LMUD Hosts Facility Tour to City/District Officials

Water and wastewater services are just a few of the basic (and very important) services that keep our community running, but the intricacies of the process it takes to keep our potable water clean and our wastewater separate are rarely understood. As new City Council members and LMUD Board/Committee members are seated in Lakeway, LMUD offers them a chance to take a tour of the facilities that handle our area’s water services since, as Doug Howell, a recently elected Lakeway City Council member put it, “Most of our neighbors in Lakeway expect their Council Members to be experts in all facets of everything.”

New Lakeway City Council Members Sanjeev Kumar, Doug Howell, and Gretchen Vance were sworn in on May 20. On May 30, LMUD hosted two tours at which City Council Members Kumar, Howell, Steve Smith, and Louis Mastrangelo, as well as LMUD Engineering & Operations Committee (E&O) Committee Member Paula Crowley and LMUD Board of Directors Members Vice President Jerry Hietpas and Director John Sayre were in attendance. The tour was guided by LMUD General Manager Earl Foster. Each tour lasted approximately three and a half hours.
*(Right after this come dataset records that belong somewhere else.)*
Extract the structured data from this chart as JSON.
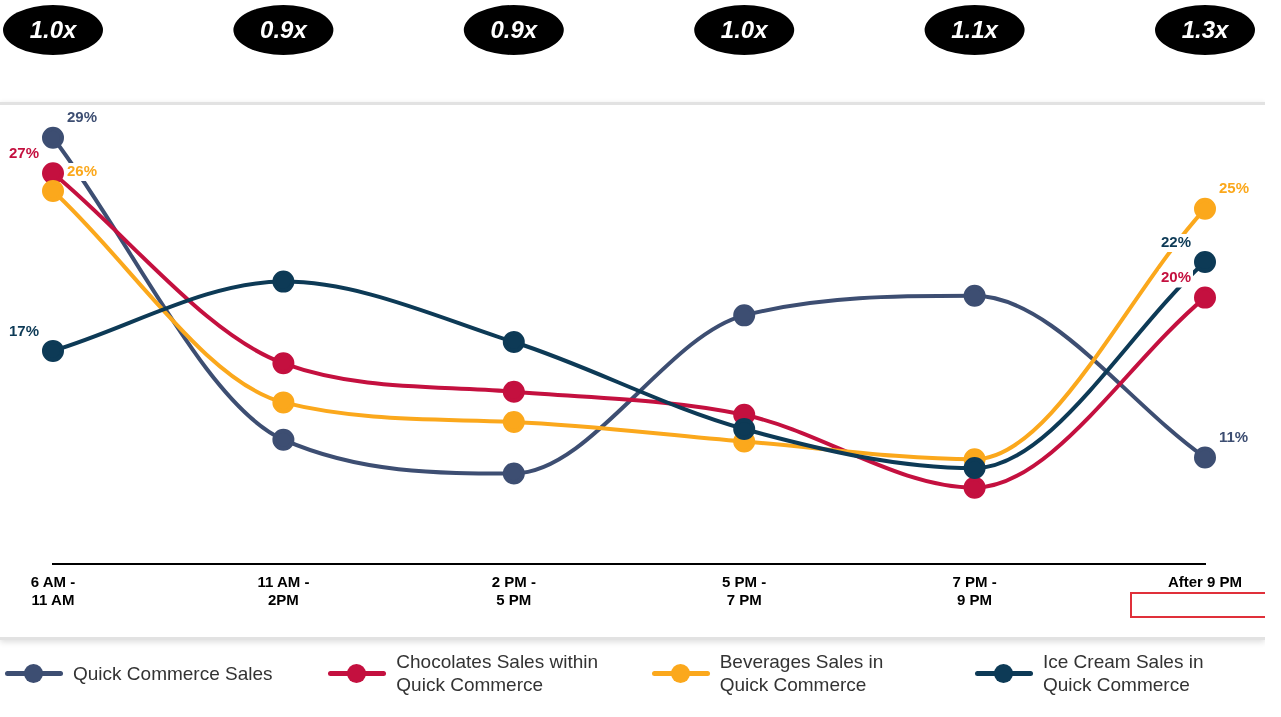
{
  "chart_data": {
    "type": "line",
    "categories": [
      "6 AM - 11 AM",
      "11 AM - 2PM",
      "2 PM - 5 PM",
      "5 PM - 7 PM",
      "7 PM - 9 PM",
      "After 9 PM"
    ],
    "tick_labels": "x",
    "grid": false,
    "legend": "bottom",
    "marker": "circle",
    "line_style": "solid",
    "annotations": [
      "1.0x",
      "0.9x",
      "0.9x",
      "1.0x",
      "1.1x",
      "1.3x"
    ],
    "series": [
      {
        "name": "Quick Commerce Sales",
        "color": "#3d4e72",
        "values": [
          29,
          12.0,
          10.1,
          19.0,
          20.1,
          11
        ],
        "value_labels": [
          "29%",
          null,
          null,
          null,
          null,
          "11%"
        ]
      },
      {
        "name": "Chocolates Sales within Quick Commerce",
        "color": "#c4103f",
        "values": [
          27,
          16.3,
          14.7,
          13.4,
          9.3,
          20
        ],
        "value_labels": [
          "27%",
          null,
          null,
          null,
          null,
          "20%"
        ]
      },
      {
        "name": "Beverages Sales in Quick Commerce",
        "color": "#fba81c",
        "values": [
          26,
          14.1,
          13.0,
          11.9,
          10.9,
          25
        ],
        "value_labels": [
          "26%",
          null,
          null,
          null,
          null,
          "25%"
        ]
      },
      {
        "name": "Ice Cream Sales in Quick Commerce",
        "color": "#0d3a56",
        "values": [
          17,
          20.9,
          17.5,
          12.6,
          10.4,
          22
        ],
        "value_labels": [
          "17%",
          null,
          null,
          null,
          null,
          "22%"
        ]
      }
    ]
  }
}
LMUD tours focus on the process it takes to provide the Lakeway community with reliably clean, potable water and manage the treatment of wastewater. For potable water, it starts by moving raw water out of Lake Travis, a source controlled by LCRA, to our water treatment plant and into elevated storage tanks that provide adequate pressure to bring it to residential and commercial locations. As LMUD customers use this water, separate buried pipes carry it to our wastewater treatment plant then into holding ponds where it either evaporates or is used for our reuse water program, irrigating many of the golf courses, City medians, commercial, and some residential landscaping throughout the community. LMUD’s cedar track on Stewart Road off RR 620 also serves as a location to disperse the reuse water as needed since Texas’ water regulation agency, TCEQ, bans all water providers around the Highland lakes from discharging it back into the lake. All operations are under surveillance through a Supervisory Control and Data Acquisition (SCADA) control system that our water operators have access to 24 hours a day. As examples, during the tour, Water Operator Kyle Wilds II demonstrated how he was able to turn on the filtration system from his cell phone and Water Supervisor Raf Mendoza projected on a monitor the water levels in all storage tanks throughout the system.

“I think the community can feel confident that something we all take for granted (opening a faucet and having water) is being well managed and maintained. And as nasty as it is necessary, our wastes are being taken care of with attention to detail.”

– Paula Crowley, LMUD Engineering & Operations Committee (E&O) Committee Member

The seemingly biggest surprise for those in attendance during the May 30th tour was the expanse and number of facilities LMUD operates throughout our community in order to bring water, wastewater, and recycled water services to over 10,000 Lakeway residents. Kumar said, “Having been a resident of Lakeway for 13 years without really having the knowledge of the various facilities that Lakeway MUD has (including the retention pond by my neighborhood) was an eye opener for me.”

Tour attendees also cited being impressed with general operations and facility maintenance. Crawley reported, “I was most impressed by the caliber of the employees. It seems they are very committed to doing their jobs well. I was also very impressed with the apparent good maintenance of the facilities. It appears that LMUD has good standards for maintenance.” The wastewater treatment plant was the biggest surprise. Standing atop one of the tanks of sludge, Sayre commented, “It’s remarkably low odor” to which Hietpas replied, “Yes, look at the neighborhood around us. On only very few occasions do we ever get complaints.” Taking environmental responsibility one step further, LMUD’s Water Treatment office building is Gold-level LEED certified. LEED, which stands for Leadership in Energy and Environmental Design, is a national recognition of quality and achievement in green building where energy- and resource-efficient standards are met.

As Crawly put it, “I think the community can feel confident that something we all take for granted (opening a faucet and having water) is being well managed and maintained. And as nasty as it is necessary, our wastes are being taken care of with attention to detail.” Smith added, “We are receiving quality water/waste services run by highly trained, environmentally-responsible operators.”

Unfortunately, due to constraints in time, resources, and security measures, LMUD is not able to offer these tours to the general public at this time.